It all began with this paper that was made public just hours after the announcement of the first detection of a gravitational wave on Feb. 11: the Fermi satellite had seen "a weak transient source above 50 keV, 0.4 s after the GW event was detected, with a false alarm probability of 0.0022" - which no one had predicted to accompany a merger of two black holes. A flood of papers followed within days ("Eine Flut von Papers zur ersten Gravitationswelle") trying to make astrophysical sense of the coincident signals. And there was also a paper on the non-detection of a gamma signal by the Integral spacecraft at the same time which its authors said killed the Fermi observation (in an updated version of their paper the Fermi observers immediately rejected that). So far all this debate had taken place in academic circles and on ArXiv only, though noted by a handful of science writers who actually follow scientific developments first- or close-second-hand.

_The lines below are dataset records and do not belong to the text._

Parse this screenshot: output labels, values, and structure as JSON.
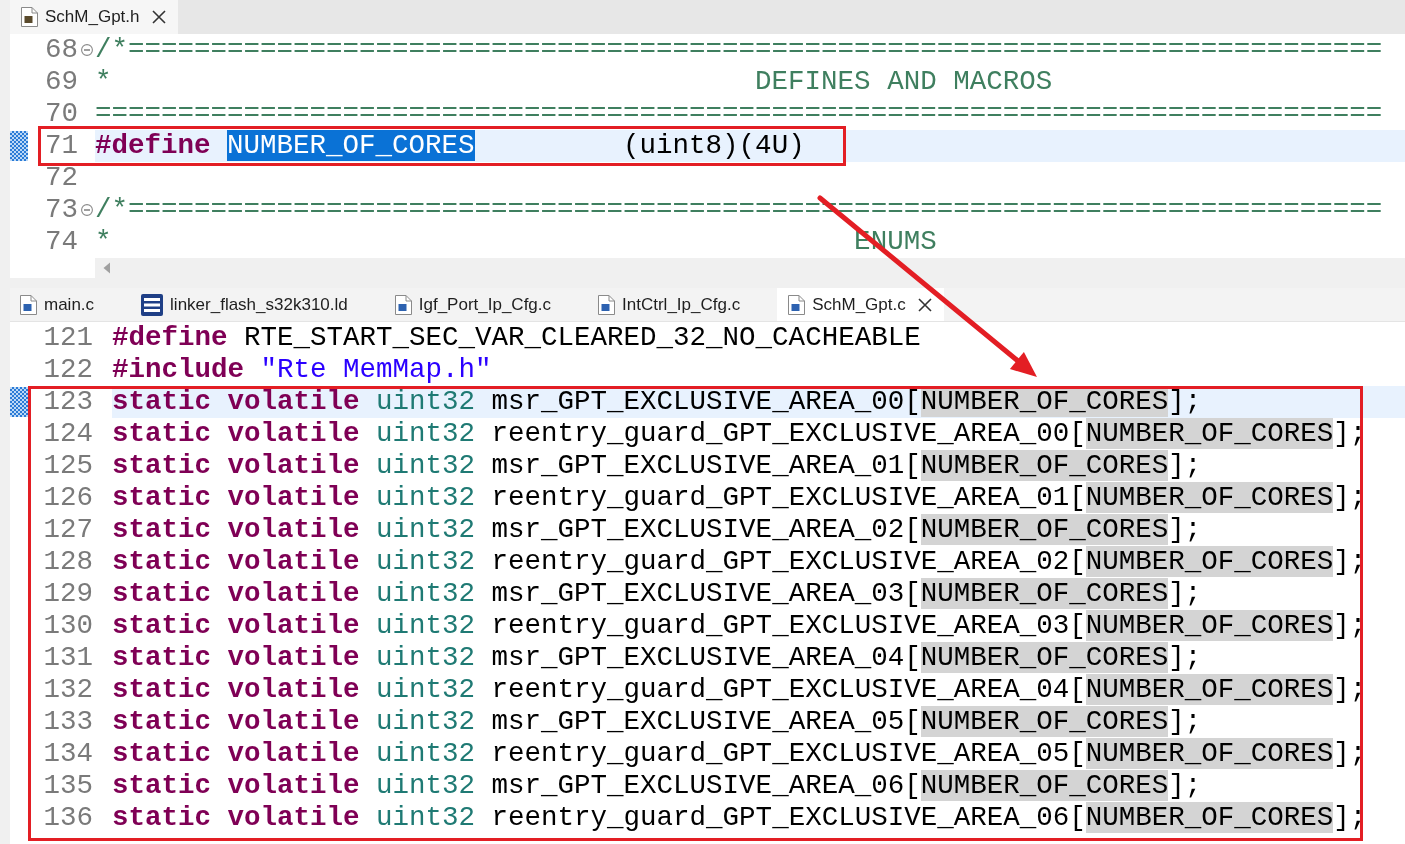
{
  "top_editor": {
    "tabs": [
      {
        "label": "SchM_Gpt.h",
        "kind": "header",
        "selected": true
      }
    ],
    "lines": [
      {
        "number": "68",
        "fold": true,
        "current": false,
        "marked": false,
        "tokens": [
          {
            "kind": "comment",
            "text": "/*============================================================================"
          }
        ]
      },
      {
        "number": "69",
        "fold": false,
        "current": false,
        "marked": false,
        "tokens": [
          {
            "kind": "comment",
            "text": "*                                       DEFINES AND MACROS"
          }
        ]
      },
      {
        "number": "70",
        "fold": false,
        "current": false,
        "marked": false,
        "tokens": [
          {
            "kind": "comment",
            "text": "=============================================================================="
          }
        ]
      },
      {
        "number": "71",
        "fold": false,
        "current": true,
        "marked": true,
        "tokens": [
          {
            "kind": "keyword",
            "text": "#define "
          },
          {
            "kind": "selection",
            "text": "NUMBER_OF_CORES"
          },
          {
            "kind": "plain",
            "text": "         (uint8)(4U)"
          }
        ]
      },
      {
        "number": "72",
        "fold": false,
        "current": false,
        "marked": false
      },
      {
        "number": "73",
        "fold": true,
        "current": false,
        "marked": false,
        "tokens": [
          {
            "kind": "comment",
            "text": "/*============================================================================"
          }
        ]
      },
      {
        "number": "74",
        "fold": false,
        "current": false,
        "marked": false,
        "tokens": [
          {
            "kind": "comment",
            "text": "*                                             ENUMS"
          }
        ]
      }
    ]
  },
  "bottom_editor": {
    "tabs": [
      {
        "label": "main.c",
        "kind": "source",
        "selected": false
      },
      {
        "label": "linker_flash_s32k310.ld",
        "kind": "linker",
        "selected": false
      },
      {
        "label": "Igf_Port_Ip_Cfg.c",
        "kind": "source",
        "selected": false
      },
      {
        "label": "IntCtrl_Ip_Cfg.c",
        "kind": "source",
        "selected": false
      },
      {
        "label": "SchM_Gpt.c",
        "kind": "source",
        "selected": true
      }
    ],
    "lines": [
      {
        "number": "121",
        "fold": false,
        "current": false,
        "marked": false,
        "tokens": [
          {
            "kind": "keyword",
            "text": "#define"
          },
          {
            "kind": "plain",
            "text": " RTE_START_SEC_VAR_CLEARED_32_NO_CACHEABLE"
          }
        ]
      },
      {
        "number": "122",
        "fold": false,
        "current": false,
        "marked": false,
        "tokens": [
          {
            "kind": "keyword",
            "text": "#include "
          },
          {
            "kind": "string",
            "text": "\"Rte MemMap.h\""
          }
        ]
      },
      {
        "number": "123",
        "fold": false,
        "current": true,
        "marked": true,
        "tokens": [
          {
            "kind": "keyword",
            "text": "static volatile "
          },
          {
            "kind": "type",
            "text": "uint32"
          },
          {
            "kind": "plain",
            "text": " msr_GPT_EXCLUSIVE_AREA_00["
          },
          {
            "kind": "occurrence",
            "text": "NUMBER_OF_CORES"
          },
          {
            "kind": "plain",
            "text": "];"
          }
        ]
      },
      {
        "number": "124",
        "fold": false,
        "current": false,
        "marked": false,
        "tokens": [
          {
            "kind": "keyword",
            "text": "static volatile "
          },
          {
            "kind": "type",
            "text": "uint32"
          },
          {
            "kind": "plain",
            "text": " reentry_guard_GPT_EXCLUSIVE_AREA_00["
          },
          {
            "kind": "occurrence",
            "text": "NUMBER_OF_CORES"
          },
          {
            "kind": "plain",
            "text": "];"
          }
        ]
      },
      {
        "number": "125",
        "fold": false,
        "current": false,
        "marked": false,
        "tokens": [
          {
            "kind": "keyword",
            "text": "static volatile "
          },
          {
            "kind": "type",
            "text": "uint32"
          },
          {
            "kind": "plain",
            "text": " msr_GPT_EXCLUSIVE_AREA_01["
          },
          {
            "kind": "occurrence",
            "text": "NUMBER_OF_CORES"
          },
          {
            "kind": "plain",
            "text": "];"
          }
        ]
      },
      {
        "number": "126",
        "fold": false,
        "current": false,
        "marked": false,
        "tokens": [
          {
            "kind": "keyword",
            "text": "static volatile "
          },
          {
            "kind": "type",
            "text": "uint32"
          },
          {
            "kind": "plain",
            "text": " reentry_guard_GPT_EXCLUSIVE_AREA_01["
          },
          {
            "kind": "occurrence",
            "text": "NUMBER_OF_CORES"
          },
          {
            "kind": "plain",
            "text": "];"
          }
        ]
      },
      {
        "number": "127",
        "fold": false,
        "current": false,
        "marked": false,
        "tokens": [
          {
            "kind": "keyword",
            "text": "static volatile "
          },
          {
            "kind": "type",
            "text": "uint32"
          },
          {
            "kind": "plain",
            "text": " msr_GPT_EXCLUSIVE_AREA_02["
          },
          {
            "kind": "occurrence",
            "text": "NUMBER_OF_CORES"
          },
          {
            "kind": "plain",
            "text": "];"
          }
        ]
      },
      {
        "number": "128",
        "fold": false,
        "current": false,
        "marked": false,
        "tokens": [
          {
            "kind": "keyword",
            "text": "static volatile "
          },
          {
            "kind": "type",
            "text": "uint32"
          },
          {
            "kind": "plain",
            "text": " reentry_guard_GPT_EXCLUSIVE_AREA_02["
          },
          {
            "kind": "occurrence",
            "text": "NUMBER_OF_CORES"
          },
          {
            "kind": "plain",
            "text": "];"
          }
        ]
      },
      {
        "number": "129",
        "fold": false,
        "current": false,
        "marked": false,
        "tokens": [
          {
            "kind": "keyword",
            "text": "static volatile "
          },
          {
            "kind": "type",
            "text": "uint32"
          },
          {
            "kind": "plain",
            "text": " msr_GPT_EXCLUSIVE_AREA_03["
          },
          {
            "kind": "occurrence",
            "text": "NUMBER_OF_CORES"
          },
          {
            "kind": "plain",
            "text": "];"
          }
        ]
      },
      {
        "number": "130",
        "fold": false,
        "current": false,
        "marked": false,
        "tokens": [
          {
            "kind": "keyword",
            "text": "static volatile "
          },
          {
            "kind": "type",
            "text": "uint32"
          },
          {
            "kind": "plain",
            "text": " reentry_guard_GPT_EXCLUSIVE_AREA_03["
          },
          {
            "kind": "occurrence",
            "text": "NUMBER_OF_CORES"
          },
          {
            "kind": "plain",
            "text": "];"
          }
        ]
      },
      {
        "number": "131",
        "fold": false,
        "current": false,
        "marked": false,
        "tokens": [
          {
            "kind": "keyword",
            "text": "static volatile "
          },
          {
            "kind": "type",
            "text": "uint32"
          },
          {
            "kind": "plain",
            "text": " msr_GPT_EXCLUSIVE_AREA_04["
          },
          {
            "kind": "occurrence",
            "text": "NUMBER_OF_CORES"
          },
          {
            "kind": "plain",
            "text": "];"
          }
        ]
      },
      {
        "number": "132",
        "fold": false,
        "current": false,
        "marked": false,
        "tokens": [
          {
            "kind": "keyword",
            "text": "static volatile "
          },
          {
            "kind": "type",
            "text": "uint32"
          },
          {
            "kind": "plain",
            "text": " reentry_guard_GPT_EXCLUSIVE_AREA_04["
          },
          {
            "kind": "occurrence",
            "text": "NUMBER_OF_CORES"
          },
          {
            "kind": "plain",
            "text": "];"
          }
        ]
      },
      {
        "number": "133",
        "fold": false,
        "current": false,
        "marked": false,
        "tokens": [
          {
            "kind": "keyword",
            "text": "static volatile "
          },
          {
            "kind": "type",
            "text": "uint32"
          },
          {
            "kind": "plain",
            "text": " msr_GPT_EXCLUSIVE_AREA_05["
          },
          {
            "kind": "occurrence",
            "text": "NUMBER_OF_CORES"
          },
          {
            "kind": "plain",
            "text": "];"
          }
        ]
      },
      {
        "number": "134",
        "fold": false,
        "current": false,
        "marked": false,
        "tokens": [
          {
            "kind": "keyword",
            "text": "static volatile "
          },
          {
            "kind": "type",
            "text": "uint32"
          },
          {
            "kind": "plain",
            "text": " reentry_guard_GPT_EXCLUSIVE_AREA_05["
          },
          {
            "kind": "occurrence",
            "text": "NUMBER_OF_CORES"
          },
          {
            "kind": "plain",
            "text": "];"
          }
        ]
      },
      {
        "number": "135",
        "fold": false,
        "current": false,
        "marked": false,
        "tokens": [
          {
            "kind": "keyword",
            "text": "static volatile "
          },
          {
            "kind": "type",
            "text": "uint32"
          },
          {
            "kind": "plain",
            "text": " msr_GPT_EXCLUSIVE_AREA_06["
          },
          {
            "kind": "occurrence",
            "text": "NUMBER_OF_CORES"
          },
          {
            "kind": "plain",
            "text": "];"
          }
        ]
      },
      {
        "number": "136",
        "fold": false,
        "current": false,
        "marked": false,
        "tokens": [
          {
            "kind": "keyword",
            "text": "static volatile "
          },
          {
            "kind": "type",
            "text": "uint32"
          },
          {
            "kind": "plain",
            "text": " reentry_guard_GPT_EXCLUSIVE_AREA_06["
          },
          {
            "kind": "occurrence",
            "text": "NUMBER_OF_CORES"
          },
          {
            "kind": "plain",
            "text": "];"
          }
        ]
      }
    ]
  }
}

One of the theory papers trying to explain the allegedly related gamma signal, however, was eventually hailed by the Center for Astrophysics in a Feb. 23 press release which led to several more media reports. But then came a counter strike by the ESA PR department with a press release on the Integral non-detection on March 30 once said paper had been accepted by the journal it had been submitted to. Way down in the text (under the 'fold' actually) the release stated that "if this [Fermi-reported] gamma-ray flare had had a cosmic origin, either linked to the LIGO gravitational wave source or to any other astrophysical phenomenon in the Universe, it should have been detected by Integral as well. The absence of any such detection by both instruments on Integral suggests that the measurement from Fermi could be unrelated to the gravitational wave detection." The arguments in the Fermi paper trying to fit the Integral negative as well were not discussed.
And now Strike Three in what has become a rare transatlantic battle of press releases: On April 18 NASA suddenly came around with a press release on the Fermi paper, now over two months old and apparently still not accepted by its journal. "Gamma-rays arising from a black hole merger would be a landmark finding," the text read, and the first author is quoted: "This is a tantalizing discovery with a low chance of being a false alarm, but before we can start rewriting the textbooks we’ll need to see more bursts associated with gravitational waves from black hole mergers." The non-detection of the signal by Integral and the - pretty adamant - claims by its observers that the Fermi result cannot be right (emphasized in discussions with this blogger, I may add), are not mentioned at all! And so the I'm-only-reading-press-releases faction of science churnalists is left in utter confusion - while everyone else is waiting for more concurrent LIGO and Fermi / Integral / etc. observations that should eventually settle the issue.